Food poisoning from raw milk sky-rocketed in the first half of the 20th century. In 1938 25 percent of all cases of food poisoning were associated with dairy products. In 1924 the federal Public Health Service began mandating pasteurization for milk sold across state lines. With the passage of this ordinance (and subsequent legislation in most states) incidents of poisoning dropped dramatically (although they still haven’t disappeared, as we’ll see) and the program was deemed a complete success.

Jump ahead to today. Transportation is an order (or two) of magnitude faster and everything is refrigerated. Testing for bacterial contamination is easy, cheap, and highly effective. And these days, even living in a metropolis such as New York City, you can know and learn to trust a milk producer if you take the trouble to do so.

Still federal and state governments remain strongly antagonistic to raw milk sales (22 states absolutely prohibit it and where it’s permitted sales are discouraged in various ways) and they are quick to point fingers at raw milk as a source of food poisoning. In 2008 three cases of campylobacter poisoning were blamed on raw milk from Hendricks Farms near Franconia, Pa. A single sample of the milk did turn up the bacteria – at the purchaser’s home. Additionally, two of those sickened had just returned from travels abroad. No other samples tested positive and thorough testing at the dairy failed to find the bacteria. I happen to have a friend (a professional chef) who works at that dairy and he tells me the food processing areas are as clean or cleaner than any restaurant where he’s worked.

In 2004 FDA Consumer published an article warning against drinking raw milk. Ironically, that same year 38 cases of salmonella poisoning in several states were traced to pasteurized milk but FDA Consumer didn’t publish a subsequent article warning of the dangers of pasteurized milk.

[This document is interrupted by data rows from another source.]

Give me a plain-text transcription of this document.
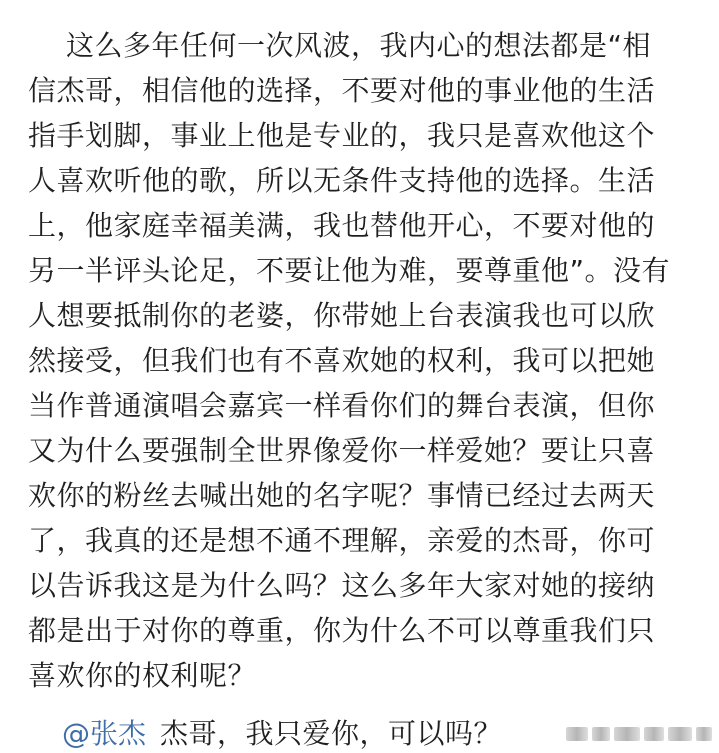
这么多年任何一次风波，我内心的想法都是“相
信杰哥，相信他的选择，不要对他的事业他的生活
指手划脚，事业上他是专业的，我只是喜欢他这个
人喜欢听他的歌，所以无条件支持他的选择。生活
上，他家庭幸福美满，我也替他开心，不要对他的
另一半评头论足，不要让他为难，要尊重他”。没有
人想要抵制你的老婆，你带她上台表演我也可以欣
然接受，但我们也有不喜欢她的权利，我可以把她
当作普通演唱会嘉宾一样看你们的舞台表演，但你
又为什么要强制全世界像爱你一样爱她？要让只喜
欢你的粉丝去喊出她的名字呢？事情已经过去两天
了，我真的还是想不通不理解，亲爱的杰哥，你可
以告诉我这是为什么吗？这么多年大家对她的接纳
都是出于对你的尊重，你为什么不可以尊重我们只
喜欢你的权利呢？
@张杰 杰哥，我只爱你，可以吗？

Raw milk advocates argue that raw milk is healthier and tastes better than pasteurized milk because the pasteurization process kills helpful bacteria (probiotics) as well as harmful bacteria and that the process also destroys helpful enzymes. True or not, there are people who want to drink raw milk. Presumably they’re aware of the risks – it takes some research to even find a source. And clearly pasteurized milk presents a risk as well.

Raw milk does taste better, but not so much so that I’m willing to pay $8.58 a gallon for it. But it’s ridiculous that in order to sell raw milk here in Tennessee, the farm near me has to emphasize that it’s for pets, not humans. As I said, I’m fond of my cat, as most people are of their pets, and if I thought raw milk was unsafe for me I certainly wouldn’t feed it to my cat. But at that price neither of us are going to be drinking it.